A Assembleia Legislativa do Rio de Janeiro (Alerj) enfrenta mais um capítulo em busca da estabilidade política. O presidente interino da Casa, Guilherme Delaroli (PL), convocou para esta quarta-feira, às 13h, uma reunião do colégio de líderes para discutir a realização de uma nova eleição para a presidência do Legislativo estadual.
A convocação acontece no mesmo dia em que o Tribunal Regional Eleitoral do Rio de Janeiro (TRE-RJ) homologou a recontagem dos votos das eleições de 2022, necessária após a cassação do deputado estadual Rodrigo Bacellar. Com isso, o suplente Renan Jordy assumiu a vaga.
O novo cenário reacendeu a disputa pelo comando da Alerj, cargo estratégico na linha sucessória do governo estadual, especialmente após a saída do ex-governador Cláudio Castro, condenado por abuso de poder político e econômico.
Clima de confronto marca bastidores da Alerj
A tentativa de Delaroli de avançar com a definição de uma nova eleição interna elevou a tensão entre parlamentares. Durante sessão plenária recente, deputados de diferentes correntes trocaram críticas sobre o momento adequado para o pleito.
Parlamentares alinhados à direita defenderam que a decisão deve ser tomada imediatamente, sem aguardar posicionamentos do Supremo Tribunal Federal (STF). Eles consideram inadequada a tentativa de judicializar o processo interno da Assembleia.

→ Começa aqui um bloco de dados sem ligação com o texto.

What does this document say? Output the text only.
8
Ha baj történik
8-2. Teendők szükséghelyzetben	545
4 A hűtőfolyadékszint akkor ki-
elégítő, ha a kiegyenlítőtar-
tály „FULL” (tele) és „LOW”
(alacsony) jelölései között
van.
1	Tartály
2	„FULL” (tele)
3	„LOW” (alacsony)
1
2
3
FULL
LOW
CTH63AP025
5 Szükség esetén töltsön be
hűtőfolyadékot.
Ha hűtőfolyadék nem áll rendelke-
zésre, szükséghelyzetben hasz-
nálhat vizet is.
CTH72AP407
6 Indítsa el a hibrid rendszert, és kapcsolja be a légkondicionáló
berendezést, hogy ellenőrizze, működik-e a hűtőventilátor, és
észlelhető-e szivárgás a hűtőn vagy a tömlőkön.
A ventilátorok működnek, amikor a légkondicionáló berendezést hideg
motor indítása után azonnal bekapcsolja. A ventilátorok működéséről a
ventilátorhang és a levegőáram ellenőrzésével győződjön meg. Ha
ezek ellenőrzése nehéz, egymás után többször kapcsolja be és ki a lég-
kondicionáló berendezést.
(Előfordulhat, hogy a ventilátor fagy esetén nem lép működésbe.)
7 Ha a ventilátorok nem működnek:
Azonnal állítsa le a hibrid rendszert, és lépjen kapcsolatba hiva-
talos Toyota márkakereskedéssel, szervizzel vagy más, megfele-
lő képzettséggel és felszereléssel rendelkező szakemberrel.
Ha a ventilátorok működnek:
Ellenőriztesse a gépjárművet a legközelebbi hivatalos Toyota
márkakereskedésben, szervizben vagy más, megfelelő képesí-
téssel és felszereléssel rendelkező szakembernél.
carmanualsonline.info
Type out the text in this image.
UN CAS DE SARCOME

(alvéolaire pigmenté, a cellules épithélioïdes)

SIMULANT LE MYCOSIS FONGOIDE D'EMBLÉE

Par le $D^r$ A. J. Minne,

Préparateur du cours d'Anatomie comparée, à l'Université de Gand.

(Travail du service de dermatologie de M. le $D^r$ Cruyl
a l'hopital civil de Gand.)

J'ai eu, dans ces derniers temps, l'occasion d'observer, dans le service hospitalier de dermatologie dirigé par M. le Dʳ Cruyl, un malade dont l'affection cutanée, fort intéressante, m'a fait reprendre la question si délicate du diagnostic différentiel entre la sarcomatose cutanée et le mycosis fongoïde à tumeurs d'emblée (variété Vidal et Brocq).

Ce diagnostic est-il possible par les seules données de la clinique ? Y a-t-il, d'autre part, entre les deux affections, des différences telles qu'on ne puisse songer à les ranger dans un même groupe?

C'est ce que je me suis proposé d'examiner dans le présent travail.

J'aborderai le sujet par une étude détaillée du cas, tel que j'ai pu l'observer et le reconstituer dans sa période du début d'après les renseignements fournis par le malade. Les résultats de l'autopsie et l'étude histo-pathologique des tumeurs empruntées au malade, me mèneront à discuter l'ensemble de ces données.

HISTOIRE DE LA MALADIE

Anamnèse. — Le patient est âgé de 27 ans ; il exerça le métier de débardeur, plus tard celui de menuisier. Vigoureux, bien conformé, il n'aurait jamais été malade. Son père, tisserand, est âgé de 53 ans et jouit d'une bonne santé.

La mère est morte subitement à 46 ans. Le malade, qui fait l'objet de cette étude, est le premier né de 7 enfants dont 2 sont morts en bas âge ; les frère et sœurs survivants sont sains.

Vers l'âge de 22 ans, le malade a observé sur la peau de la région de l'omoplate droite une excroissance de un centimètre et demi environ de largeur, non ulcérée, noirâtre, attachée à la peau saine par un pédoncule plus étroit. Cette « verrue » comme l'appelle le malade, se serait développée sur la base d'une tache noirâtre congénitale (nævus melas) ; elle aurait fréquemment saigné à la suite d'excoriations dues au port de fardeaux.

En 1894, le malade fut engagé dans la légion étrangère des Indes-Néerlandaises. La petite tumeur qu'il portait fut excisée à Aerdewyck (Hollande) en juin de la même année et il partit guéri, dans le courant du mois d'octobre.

Já deputados da oposição criticam a pressa e pedem cautela diante do cenário jurídico ainda indefinido, destacando riscos institucionais.
A divergência evidencia o impasse político que domina a Casa, com diferentes grupos tentando influenciar o calendário e o formato da eleição.
Justiça já anulou eleição anterior na Casa
A crise atual se intensificou após a Justiça do Rio anular uma sessão anterior que havia eleito o deputado Douglas Ruas como presidente da Alerj. A decisão considerou irregular a realização do pleito antes da retotalização dos votos determinada pela cassação de Bacellar.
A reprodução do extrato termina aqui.